Monday night brought new unrest and more fingerprint cards for the harried ID techs. Cruising in caravans in San Diego and the city of El Cajon, drag racers taunted police with games of “motorized tag.” Another one hundred people were arrested. Some were charged with disorderly conduct, others with weapons charges. More than thirty juveniles were picked up for curfew violation.

On Wednesday, the twenty-fourth, the police arrested a printer named Herbert Sturdyvin, age twenty, on suspicion of conspiracy in the printing and distribution of the mimeographed flyers police blamed for the mass demonstration on Sunday. Sturdyvin was released without bail and never charged. The following weekend, San Diego police braced for new disorder rumored to be stirred from sympathizers coming from Los Angeles. The demonstrations failed to materialize.

In the wake of the riot, new demands were heard in the community for an authorized drag strip.

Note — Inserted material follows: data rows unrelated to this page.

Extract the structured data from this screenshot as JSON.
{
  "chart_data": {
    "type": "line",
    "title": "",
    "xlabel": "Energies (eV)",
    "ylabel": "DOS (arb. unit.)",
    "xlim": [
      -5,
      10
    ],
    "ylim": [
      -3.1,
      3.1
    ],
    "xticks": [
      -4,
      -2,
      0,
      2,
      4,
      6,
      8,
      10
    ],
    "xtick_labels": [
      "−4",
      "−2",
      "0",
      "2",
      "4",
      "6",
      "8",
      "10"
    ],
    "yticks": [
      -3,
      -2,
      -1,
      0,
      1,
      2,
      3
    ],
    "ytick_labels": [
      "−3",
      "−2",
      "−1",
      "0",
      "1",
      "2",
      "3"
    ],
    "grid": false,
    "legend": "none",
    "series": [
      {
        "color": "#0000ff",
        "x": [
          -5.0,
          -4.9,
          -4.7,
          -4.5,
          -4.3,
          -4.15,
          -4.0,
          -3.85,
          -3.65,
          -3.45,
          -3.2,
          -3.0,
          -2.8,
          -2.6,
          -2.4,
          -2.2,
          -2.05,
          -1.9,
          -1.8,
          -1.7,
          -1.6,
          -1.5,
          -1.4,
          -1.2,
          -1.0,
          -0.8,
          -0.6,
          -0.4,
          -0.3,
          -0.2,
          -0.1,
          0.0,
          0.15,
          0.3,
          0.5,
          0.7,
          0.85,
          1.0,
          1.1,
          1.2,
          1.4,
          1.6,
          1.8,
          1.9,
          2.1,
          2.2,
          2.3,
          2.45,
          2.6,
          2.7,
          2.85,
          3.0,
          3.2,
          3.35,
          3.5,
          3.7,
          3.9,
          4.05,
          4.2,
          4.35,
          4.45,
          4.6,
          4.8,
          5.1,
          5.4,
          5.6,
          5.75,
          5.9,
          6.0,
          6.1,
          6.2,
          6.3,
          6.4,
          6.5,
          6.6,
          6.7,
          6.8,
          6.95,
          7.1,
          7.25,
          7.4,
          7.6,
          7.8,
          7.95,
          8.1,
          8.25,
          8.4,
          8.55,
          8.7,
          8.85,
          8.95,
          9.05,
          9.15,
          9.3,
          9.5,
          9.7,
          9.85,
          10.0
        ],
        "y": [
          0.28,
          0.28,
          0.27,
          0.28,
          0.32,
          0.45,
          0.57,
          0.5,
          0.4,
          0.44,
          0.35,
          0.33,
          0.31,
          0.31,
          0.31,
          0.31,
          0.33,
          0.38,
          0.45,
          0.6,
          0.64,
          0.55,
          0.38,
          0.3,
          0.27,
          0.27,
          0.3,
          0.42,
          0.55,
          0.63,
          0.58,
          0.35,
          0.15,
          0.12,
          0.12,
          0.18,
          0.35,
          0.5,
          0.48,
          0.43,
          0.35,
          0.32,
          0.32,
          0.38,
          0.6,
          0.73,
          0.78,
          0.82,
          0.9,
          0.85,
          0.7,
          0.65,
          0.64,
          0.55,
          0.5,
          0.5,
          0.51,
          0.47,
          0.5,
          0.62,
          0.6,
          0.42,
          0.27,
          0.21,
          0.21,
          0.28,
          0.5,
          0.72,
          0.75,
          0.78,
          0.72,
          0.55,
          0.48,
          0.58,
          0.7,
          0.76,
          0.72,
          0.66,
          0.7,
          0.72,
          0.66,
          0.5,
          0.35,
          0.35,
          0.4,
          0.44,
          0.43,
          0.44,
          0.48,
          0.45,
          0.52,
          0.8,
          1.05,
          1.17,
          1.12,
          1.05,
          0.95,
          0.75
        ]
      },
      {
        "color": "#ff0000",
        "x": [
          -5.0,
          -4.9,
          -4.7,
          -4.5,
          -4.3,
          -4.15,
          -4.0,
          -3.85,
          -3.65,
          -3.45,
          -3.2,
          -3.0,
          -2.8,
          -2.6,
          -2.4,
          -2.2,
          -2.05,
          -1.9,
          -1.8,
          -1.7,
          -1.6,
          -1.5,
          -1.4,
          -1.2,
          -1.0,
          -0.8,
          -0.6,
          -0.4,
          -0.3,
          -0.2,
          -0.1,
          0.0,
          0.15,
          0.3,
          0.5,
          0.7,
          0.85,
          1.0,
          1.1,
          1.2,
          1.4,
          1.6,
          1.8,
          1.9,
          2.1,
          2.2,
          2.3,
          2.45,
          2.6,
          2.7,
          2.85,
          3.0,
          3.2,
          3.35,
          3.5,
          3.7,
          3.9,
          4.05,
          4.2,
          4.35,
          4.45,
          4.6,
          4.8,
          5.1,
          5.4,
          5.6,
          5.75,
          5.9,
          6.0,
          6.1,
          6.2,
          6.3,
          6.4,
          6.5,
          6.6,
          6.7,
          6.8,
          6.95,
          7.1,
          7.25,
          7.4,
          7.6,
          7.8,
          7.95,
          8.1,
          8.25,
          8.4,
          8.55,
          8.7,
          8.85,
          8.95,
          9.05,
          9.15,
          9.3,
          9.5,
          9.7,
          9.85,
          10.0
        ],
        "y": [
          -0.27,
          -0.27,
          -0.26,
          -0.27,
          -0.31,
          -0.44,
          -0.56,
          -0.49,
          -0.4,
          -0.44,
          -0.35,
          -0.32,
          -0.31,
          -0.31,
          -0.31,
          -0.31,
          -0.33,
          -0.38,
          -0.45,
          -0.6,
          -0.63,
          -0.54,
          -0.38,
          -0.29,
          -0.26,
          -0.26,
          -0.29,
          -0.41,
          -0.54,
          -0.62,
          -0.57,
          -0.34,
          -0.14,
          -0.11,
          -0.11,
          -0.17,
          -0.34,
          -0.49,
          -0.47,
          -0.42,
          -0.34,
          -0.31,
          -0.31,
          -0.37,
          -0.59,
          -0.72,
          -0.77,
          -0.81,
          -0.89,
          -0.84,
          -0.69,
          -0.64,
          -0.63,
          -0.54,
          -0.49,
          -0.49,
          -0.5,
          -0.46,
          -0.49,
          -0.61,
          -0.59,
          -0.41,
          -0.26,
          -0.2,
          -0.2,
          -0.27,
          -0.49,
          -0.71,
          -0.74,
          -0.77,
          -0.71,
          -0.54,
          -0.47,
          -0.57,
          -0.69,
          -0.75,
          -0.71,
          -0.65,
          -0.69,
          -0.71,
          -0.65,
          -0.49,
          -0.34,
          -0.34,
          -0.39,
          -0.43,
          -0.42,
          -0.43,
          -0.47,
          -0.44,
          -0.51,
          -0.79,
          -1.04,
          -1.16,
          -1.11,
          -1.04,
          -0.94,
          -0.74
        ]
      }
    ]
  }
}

The San Diego City Council promised to appoint a committee to “study the possibilities.” The president of the National Hot Rod Association pledged help from his organization in getting an official strip but insisted that local enthusiasts would have to “reform” their conduct.

Municipal court judges dismissed most of the cases of the rioting teenagers in the following weeks. Charges of police brutality enlivened some of the court hearings. Radio DJ Dick Boynton testified that people had been struck in the head by tear gas grenades and that young teenagers were clubbed by policemen. The department vigorously denied the charges.

Eventually, the campaign for a drag strip was rewarded. The San Diego Raceway opened in Ramona in 1963 and operated for several years until it became a runway for the Ramona Airport. Carlsbad Raceway opened in 1964 and hosted drag racing until the track closed in 2004.